Local News Archive
Print Issue: January 1, 1987
1986: Education In The Headlines
By Rita McInerney
Educating children, with its successes and its stumbling blocks, is always a top priority in the archdiocese of Atlanta. In 1986, however, there were two events to make the year especially noteworthy: the designation by the U.S. Department of Education of Christ the King School in Atlanta as a National School of Excellence, and the opening of a new elementary school, St. John Neumann Regional Catholic School in Lilburn.
On the other hand, some schools, especially St. Anthony's School in Atlanta's West End, continued to feel the impact of the U.S. Supreme Court decision of July, 1985, which banned remedial instruction under Chapter 1 federal funding on the premises of private, religions schools.
On Sept. 12, Sister Jean Liston, GNSH, principal; Margo Wolke, assistant principal, and Mary Charles Hare, enrichment teacher at Christ the King School in Buckhead, attended a Schools of Excellence recognition ceremony in the White House Rose Garden at which President Ronald Reagan spoke briefly. Later in a federal auditorium, their group was addressed by Secretary of Education William J. Bennett.
Christ the King School was one of six elementary and middle schools in Georgia and 270 throughout the U.S. selected for making the best use of available resources and for best meeting students' needs. Sister Liston said the school emphasizes the importance of each child in a warm and loving environment.
The new elementary school, which opened Aug. 25 to serve the rapidly growing Catholic population in Gwinnett County, is the first new school in the archdiocese in 25 years. The facility opened in a recently constructed education building upgraded at the cost of $446,000 at St. John Neumann parish in Lilburn. Then, on Sept. 5, Archbishop Thomas A. Donnellan officiated at the groundbreaking for a new $3 million school building which will include classrooms, library, gym, cafeteria and offices.
Sister Dawn Gear, GNSH, with 23 years experience in education, is the first principal.. The school opened with kindergarten through fifth grade and plans to add a grade each year until the full K-8 is in operation.

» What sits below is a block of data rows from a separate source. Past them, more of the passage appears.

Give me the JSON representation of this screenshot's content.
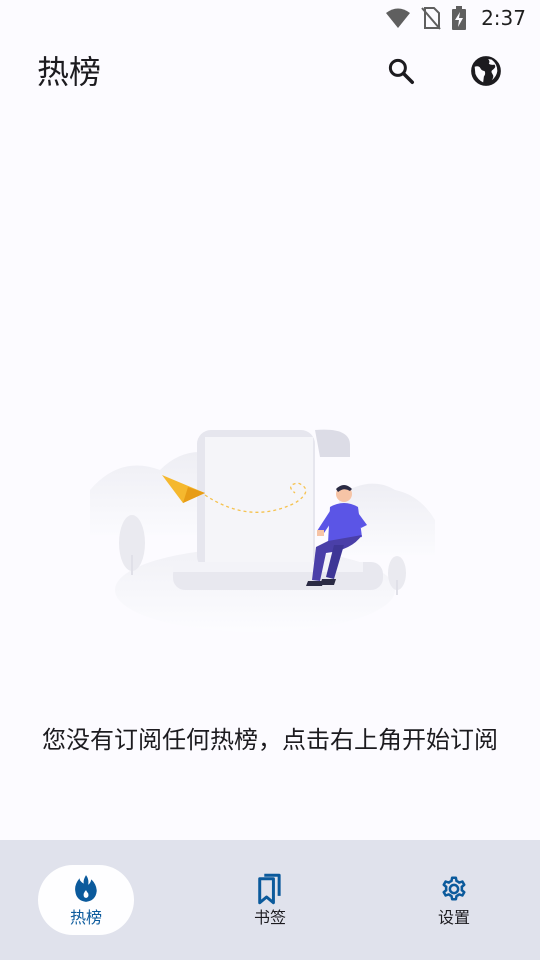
{
  "status_bar": {
    "time": "2:37",
    "icons": [
      "wifi-icon",
      "no-sim-icon",
      "battery-charging-icon"
    ]
  },
  "app_bar": {
    "title": "热榜",
    "actions": [
      {
        "icon": "search-icon"
      },
      {
        "icon": "globe-icon"
      }
    ]
  },
  "empty_state": {
    "illustration": "person-sitting-on-scroll-with-paper-plane",
    "message": "您没有订阅任何热榜，点击右上角开始订阅"
  },
  "bottom_nav": {
    "items": [
      {
        "label": "热榜",
        "icon": "flame-icon",
        "active": true
      },
      {
        "label": "书签",
        "icon": "bookmarks-icon",
        "active": false
      },
      {
        "label": "设置",
        "icon": "gear-icon",
        "active": false
      }
    ]
  },
  "colors": {
    "background": "#fcfbff",
    "nav_background": "#e0e2ec",
    "accent": "#0b5a9c",
    "illustration_person": "#5b55e6",
    "paper_plane": "#f5b82e"
  }
}
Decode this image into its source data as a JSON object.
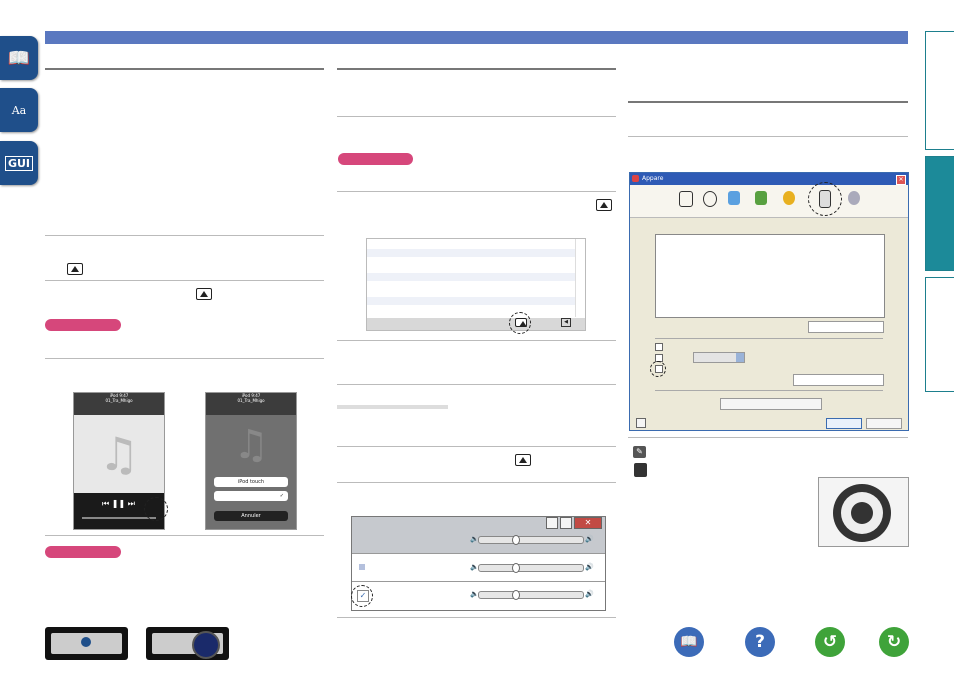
{
  "side_icons": [
    {
      "name": "book-icon",
      "glyph": "📖"
    },
    {
      "name": "dictionary-icon",
      "glyph": "Aa"
    },
    {
      "name": "gui-icon",
      "glyph": "GUI"
    }
  ],
  "right_tabs": [
    {
      "name": "tab-top",
      "active": false
    },
    {
      "name": "tab-middle",
      "active": true
    },
    {
      "name": "tab-bottom",
      "active": false
    }
  ],
  "iphone_screen": {
    "left": {
      "status": "iPod",
      "time": "9:47",
      "track": "01_Tra_Mhigo"
    },
    "right": {
      "status": "iPod",
      "time": "9:47",
      "track": "01_Tra_Mhigo",
      "menu": [
        "iPod touch",
        "",
        "Annuler"
      ]
    }
  },
  "itunes_window": {
    "title": "Appare"
  },
  "colors": {
    "accent": "#5a78c0",
    "pink": "#d6477b",
    "navy": "#1f4f8a",
    "teal": "#1c8a99",
    "green": "#3fa33a"
  },
  "bottom_nav": [
    {
      "name": "book-nav-button",
      "color": "#3c6bb8"
    },
    {
      "name": "help-button",
      "glyph": "?",
      "color": "#3c6bb8"
    },
    {
      "name": "back-button",
      "glyph": "↺",
      "color": "#3fa33a"
    },
    {
      "name": "forward-button",
      "glyph": "↻",
      "color": "#3fa33a"
    }
  ]
}
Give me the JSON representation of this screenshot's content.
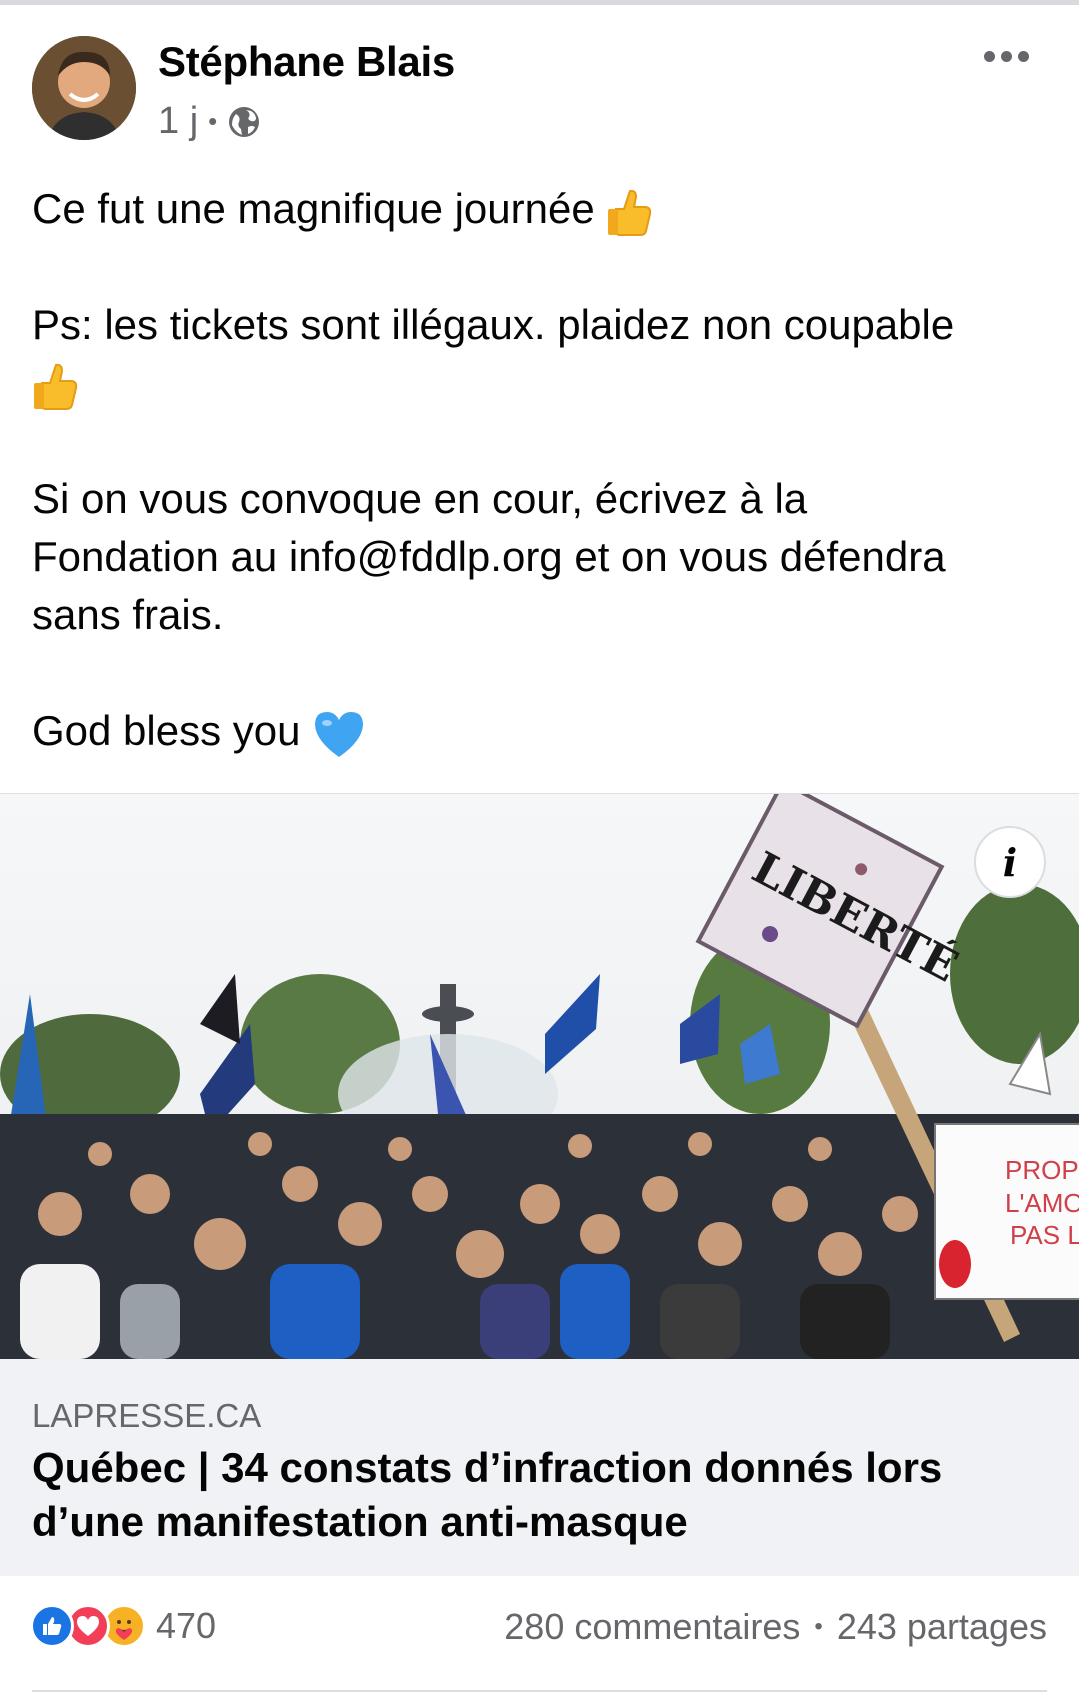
{
  "post": {
    "author": "Stéphane Blais",
    "time": "1 j",
    "privacy_icon": "globe-icon",
    "lines": {
      "l1": "Ce fut une magnifique journée",
      "l2": "Ps: les tickets sont illégaux. plaidez non coupable",
      "l3a": "Si on vous convoque en cour, écrivez à la",
      "l3b": "Fondation au info@fddlp.org et on vous défendra",
      "l3c": "sans frais.",
      "l4": "God bless you"
    }
  },
  "link": {
    "domain": "LAPRESSE.CA",
    "title": "Québec | 34 constats d’infraction donnés lors d’une manifestation anti-masque",
    "image_sign_text": "LIBERTÉ",
    "image_sign2_lines": [
      "PROP",
      "L'AMO",
      "PAS L"
    ]
  },
  "footer": {
    "reaction_count": "470",
    "comments": "280 commentaires",
    "shares": "243 partages"
  },
  "colors": {
    "like_blue": "#1b74e4",
    "love_red": "#f33e58",
    "care_yellow": "#f7b125",
    "secondary_text": "#65676b"
  }
}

Of seven Catholic elementary schools which formerly had Chapter 1 remedial classes in reading and math, two had no program in 1986; four had limited programs, another hired the teacher who had taught the remedial classes before the Supreme Court decision was handed down.
Among the schools having to accept limited programs, St. Anthony's at 953 Gordon St., SW, was hampered by the location chosen by the Georgia Education Department for the classes. The site, across a playground and through a park from St. Anthony's was the old Peeples Street Elementary School, a huge three-story building which was partially utilized and believed to be occupied in some rooms by homeless street people.
The principal at St. Anthony's, Sister Patricia Clune, CSJ, was fearful for the children who had to receive their instruction in a refurbished classroom in the old building. Broken windows, a strong odor of leaking gas, and debris were among the hazards of the site observed when the Georgia Bulletin visited with the principal. On March 29, the old school was heavily damaged by fire, with half of the building gutted and the remainder damaged by water. Since the fire, the children have been receiving instruction in two rented rooms above a realty company on Gordon Street, about three blocks walk from the school. Sister Clune considered the location as temporary, because of the time needed to reach the rooms, 10 or 15 minutes, and the problems of transportation in bad weather. However, the new school year began with the same site in use.